El asesino de la familia de ‘Ida’ no es un nazi fanático, sino un cristiano devoto. Aunque al final conoce los remordimientos, las hondas raíces del antisemitismo en la católica Polonia lo ayudarán a matar sin graves problemas de conciencia. ¿Conduce necesariamente el legado cristiano a Auschwitz? Pienso que no. Ahí están los ejemplos de Edith Stein, Sophie Scholl o Irena Sendler, la enfermera católica que salvó a dos mil quinientos niños judíos del gueto de Varsovia.
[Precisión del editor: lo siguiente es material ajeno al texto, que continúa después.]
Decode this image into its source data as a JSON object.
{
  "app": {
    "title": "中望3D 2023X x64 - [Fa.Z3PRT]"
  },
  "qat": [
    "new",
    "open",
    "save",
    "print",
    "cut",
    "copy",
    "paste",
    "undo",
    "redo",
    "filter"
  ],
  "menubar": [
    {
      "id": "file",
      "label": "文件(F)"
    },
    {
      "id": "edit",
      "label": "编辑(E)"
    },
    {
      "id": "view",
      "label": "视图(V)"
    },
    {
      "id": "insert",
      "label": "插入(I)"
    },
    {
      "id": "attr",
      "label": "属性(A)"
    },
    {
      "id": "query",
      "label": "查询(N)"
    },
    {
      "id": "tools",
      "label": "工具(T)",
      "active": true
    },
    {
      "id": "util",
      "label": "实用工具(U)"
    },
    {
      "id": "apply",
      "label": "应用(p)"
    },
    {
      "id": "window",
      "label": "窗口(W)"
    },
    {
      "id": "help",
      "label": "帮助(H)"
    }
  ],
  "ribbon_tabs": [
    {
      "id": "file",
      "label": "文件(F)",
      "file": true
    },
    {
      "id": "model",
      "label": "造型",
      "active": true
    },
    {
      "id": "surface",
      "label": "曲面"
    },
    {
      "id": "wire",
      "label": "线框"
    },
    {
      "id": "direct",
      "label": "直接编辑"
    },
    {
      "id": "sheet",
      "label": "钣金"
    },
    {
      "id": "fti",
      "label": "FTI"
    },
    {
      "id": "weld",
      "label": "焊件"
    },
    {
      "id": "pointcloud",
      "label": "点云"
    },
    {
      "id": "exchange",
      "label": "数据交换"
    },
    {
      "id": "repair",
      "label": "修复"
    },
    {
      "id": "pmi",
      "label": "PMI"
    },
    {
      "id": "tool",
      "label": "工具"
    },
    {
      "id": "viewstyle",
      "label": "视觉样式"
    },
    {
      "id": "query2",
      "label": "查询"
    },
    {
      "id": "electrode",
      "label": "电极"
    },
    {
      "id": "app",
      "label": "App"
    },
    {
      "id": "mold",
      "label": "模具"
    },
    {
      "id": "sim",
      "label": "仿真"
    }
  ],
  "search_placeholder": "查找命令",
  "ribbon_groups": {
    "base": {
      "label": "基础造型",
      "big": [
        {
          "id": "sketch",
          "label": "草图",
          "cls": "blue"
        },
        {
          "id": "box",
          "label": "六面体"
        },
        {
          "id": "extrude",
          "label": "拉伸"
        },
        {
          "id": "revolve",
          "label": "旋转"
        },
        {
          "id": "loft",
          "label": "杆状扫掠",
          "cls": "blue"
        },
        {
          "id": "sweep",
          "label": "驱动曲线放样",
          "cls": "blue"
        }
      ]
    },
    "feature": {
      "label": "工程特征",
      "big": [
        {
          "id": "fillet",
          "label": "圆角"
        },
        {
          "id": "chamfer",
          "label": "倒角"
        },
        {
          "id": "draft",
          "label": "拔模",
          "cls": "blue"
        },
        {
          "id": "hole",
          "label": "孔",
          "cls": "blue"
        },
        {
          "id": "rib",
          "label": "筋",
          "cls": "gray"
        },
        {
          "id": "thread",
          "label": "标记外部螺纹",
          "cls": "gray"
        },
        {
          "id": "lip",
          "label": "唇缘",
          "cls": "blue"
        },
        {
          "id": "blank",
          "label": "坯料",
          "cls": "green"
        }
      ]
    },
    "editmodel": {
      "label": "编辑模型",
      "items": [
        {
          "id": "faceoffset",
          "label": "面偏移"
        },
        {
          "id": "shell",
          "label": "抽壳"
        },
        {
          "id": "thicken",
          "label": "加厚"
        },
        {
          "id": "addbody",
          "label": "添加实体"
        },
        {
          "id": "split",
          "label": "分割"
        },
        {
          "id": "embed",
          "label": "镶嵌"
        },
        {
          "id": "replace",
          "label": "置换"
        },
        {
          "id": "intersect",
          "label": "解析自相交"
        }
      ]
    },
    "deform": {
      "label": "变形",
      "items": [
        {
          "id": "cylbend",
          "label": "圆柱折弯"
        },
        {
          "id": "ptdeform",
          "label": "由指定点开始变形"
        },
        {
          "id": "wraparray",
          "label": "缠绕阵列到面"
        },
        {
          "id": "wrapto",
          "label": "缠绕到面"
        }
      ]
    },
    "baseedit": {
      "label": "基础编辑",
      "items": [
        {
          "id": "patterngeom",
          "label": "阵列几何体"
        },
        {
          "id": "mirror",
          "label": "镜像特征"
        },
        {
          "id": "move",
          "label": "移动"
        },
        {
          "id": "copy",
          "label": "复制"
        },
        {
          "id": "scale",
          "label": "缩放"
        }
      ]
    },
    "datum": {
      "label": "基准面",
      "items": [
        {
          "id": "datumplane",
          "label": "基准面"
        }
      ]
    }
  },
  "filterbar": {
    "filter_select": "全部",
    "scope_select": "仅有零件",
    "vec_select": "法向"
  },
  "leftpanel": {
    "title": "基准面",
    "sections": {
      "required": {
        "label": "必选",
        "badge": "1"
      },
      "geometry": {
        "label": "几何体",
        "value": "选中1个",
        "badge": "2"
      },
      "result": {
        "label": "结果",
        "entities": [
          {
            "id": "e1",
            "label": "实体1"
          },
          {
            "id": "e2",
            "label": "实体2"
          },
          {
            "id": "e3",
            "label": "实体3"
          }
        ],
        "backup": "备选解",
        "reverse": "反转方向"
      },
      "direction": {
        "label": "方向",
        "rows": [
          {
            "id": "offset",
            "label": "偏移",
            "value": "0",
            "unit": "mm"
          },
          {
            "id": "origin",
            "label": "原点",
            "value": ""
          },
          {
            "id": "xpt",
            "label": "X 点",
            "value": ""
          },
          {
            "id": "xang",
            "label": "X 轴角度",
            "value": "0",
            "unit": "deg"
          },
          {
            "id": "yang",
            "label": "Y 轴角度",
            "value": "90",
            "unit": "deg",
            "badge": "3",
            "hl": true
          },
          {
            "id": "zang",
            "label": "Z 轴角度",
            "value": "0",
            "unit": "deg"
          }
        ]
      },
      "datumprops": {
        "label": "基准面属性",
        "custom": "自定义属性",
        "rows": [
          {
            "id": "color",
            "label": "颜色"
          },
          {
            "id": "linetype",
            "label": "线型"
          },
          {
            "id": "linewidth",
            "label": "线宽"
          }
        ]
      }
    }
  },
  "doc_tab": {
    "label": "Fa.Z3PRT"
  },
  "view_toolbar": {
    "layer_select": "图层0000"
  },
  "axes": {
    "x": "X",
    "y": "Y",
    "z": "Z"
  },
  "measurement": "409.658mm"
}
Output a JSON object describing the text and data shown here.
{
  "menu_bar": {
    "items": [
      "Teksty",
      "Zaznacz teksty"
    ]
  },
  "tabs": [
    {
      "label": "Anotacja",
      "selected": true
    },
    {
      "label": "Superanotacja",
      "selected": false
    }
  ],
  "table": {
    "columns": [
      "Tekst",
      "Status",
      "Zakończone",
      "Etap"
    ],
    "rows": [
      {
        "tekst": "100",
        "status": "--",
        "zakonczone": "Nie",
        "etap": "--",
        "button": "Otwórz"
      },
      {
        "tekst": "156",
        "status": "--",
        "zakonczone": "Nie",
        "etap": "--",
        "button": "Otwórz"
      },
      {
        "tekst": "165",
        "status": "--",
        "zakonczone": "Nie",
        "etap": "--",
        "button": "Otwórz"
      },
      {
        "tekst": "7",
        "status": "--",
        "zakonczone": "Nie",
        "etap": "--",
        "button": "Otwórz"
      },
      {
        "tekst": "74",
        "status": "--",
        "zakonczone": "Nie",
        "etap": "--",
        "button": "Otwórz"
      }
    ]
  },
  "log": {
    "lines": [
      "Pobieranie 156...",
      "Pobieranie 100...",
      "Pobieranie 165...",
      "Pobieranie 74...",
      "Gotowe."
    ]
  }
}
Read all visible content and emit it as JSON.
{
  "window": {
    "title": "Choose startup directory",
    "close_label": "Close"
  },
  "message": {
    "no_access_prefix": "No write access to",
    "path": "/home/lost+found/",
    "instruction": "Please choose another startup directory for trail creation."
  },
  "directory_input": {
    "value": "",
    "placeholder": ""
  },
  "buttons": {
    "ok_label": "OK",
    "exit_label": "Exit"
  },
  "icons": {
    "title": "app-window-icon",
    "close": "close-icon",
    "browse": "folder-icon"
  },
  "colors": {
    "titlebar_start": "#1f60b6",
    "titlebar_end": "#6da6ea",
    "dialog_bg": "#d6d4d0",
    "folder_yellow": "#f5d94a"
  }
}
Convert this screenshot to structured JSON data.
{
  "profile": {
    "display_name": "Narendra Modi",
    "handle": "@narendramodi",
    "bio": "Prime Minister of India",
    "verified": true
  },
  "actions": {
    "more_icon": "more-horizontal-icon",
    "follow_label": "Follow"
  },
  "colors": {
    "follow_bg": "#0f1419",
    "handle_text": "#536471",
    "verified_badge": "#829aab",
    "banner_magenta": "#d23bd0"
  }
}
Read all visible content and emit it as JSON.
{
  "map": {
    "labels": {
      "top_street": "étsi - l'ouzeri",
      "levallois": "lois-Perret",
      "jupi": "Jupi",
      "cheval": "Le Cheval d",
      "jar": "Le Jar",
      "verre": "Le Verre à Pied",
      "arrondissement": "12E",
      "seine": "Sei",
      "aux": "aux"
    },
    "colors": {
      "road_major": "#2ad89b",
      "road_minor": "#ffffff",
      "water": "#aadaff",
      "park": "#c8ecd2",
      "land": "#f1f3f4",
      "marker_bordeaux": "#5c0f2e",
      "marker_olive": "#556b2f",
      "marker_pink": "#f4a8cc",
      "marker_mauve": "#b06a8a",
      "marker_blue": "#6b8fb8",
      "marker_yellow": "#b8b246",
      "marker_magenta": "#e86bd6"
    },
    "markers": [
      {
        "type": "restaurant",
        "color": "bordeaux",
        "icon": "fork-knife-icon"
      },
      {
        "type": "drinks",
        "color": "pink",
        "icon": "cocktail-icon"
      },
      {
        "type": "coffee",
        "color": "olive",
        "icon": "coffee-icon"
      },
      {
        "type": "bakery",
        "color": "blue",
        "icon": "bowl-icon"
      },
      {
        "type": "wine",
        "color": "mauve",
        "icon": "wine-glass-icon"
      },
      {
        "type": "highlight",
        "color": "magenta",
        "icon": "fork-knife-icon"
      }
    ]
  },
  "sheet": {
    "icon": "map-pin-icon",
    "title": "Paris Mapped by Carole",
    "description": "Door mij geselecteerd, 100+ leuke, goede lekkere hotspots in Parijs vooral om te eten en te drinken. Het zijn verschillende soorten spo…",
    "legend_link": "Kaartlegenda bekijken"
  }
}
‘Ida’ renuncia a realizar sus votos y se plantea no volver al convento. De hecho, vive un pequeño romance con un saxofonista, pero reflexiona y, tras desplegar una serie de fotografías que incluye una imagen de Irena Sendler, decide volver a vestir el hábito. Pawlikowski nos señala el camino hacia una fe adulta, serena y responsable, sin mitos ni absurdos dogmas que se alejan del espíritu del Evangelio.
Miedo a la verdad
¿Por qué les da tanto miedo la verdad a los integristas? Quizás porque es más fácil adorar a un ídolo que asumir el verdadero compromiso cristiano: buscar a Dios en “el rostro de nuestro prójimo, del otro que nos compromete con sus necesidades”, de acuerdo con lo que dijo el papa Francisco en su último mensaje de Navidad. La fraternidad siempre es un reto mucho más exigente que la obediencia ciega y servil.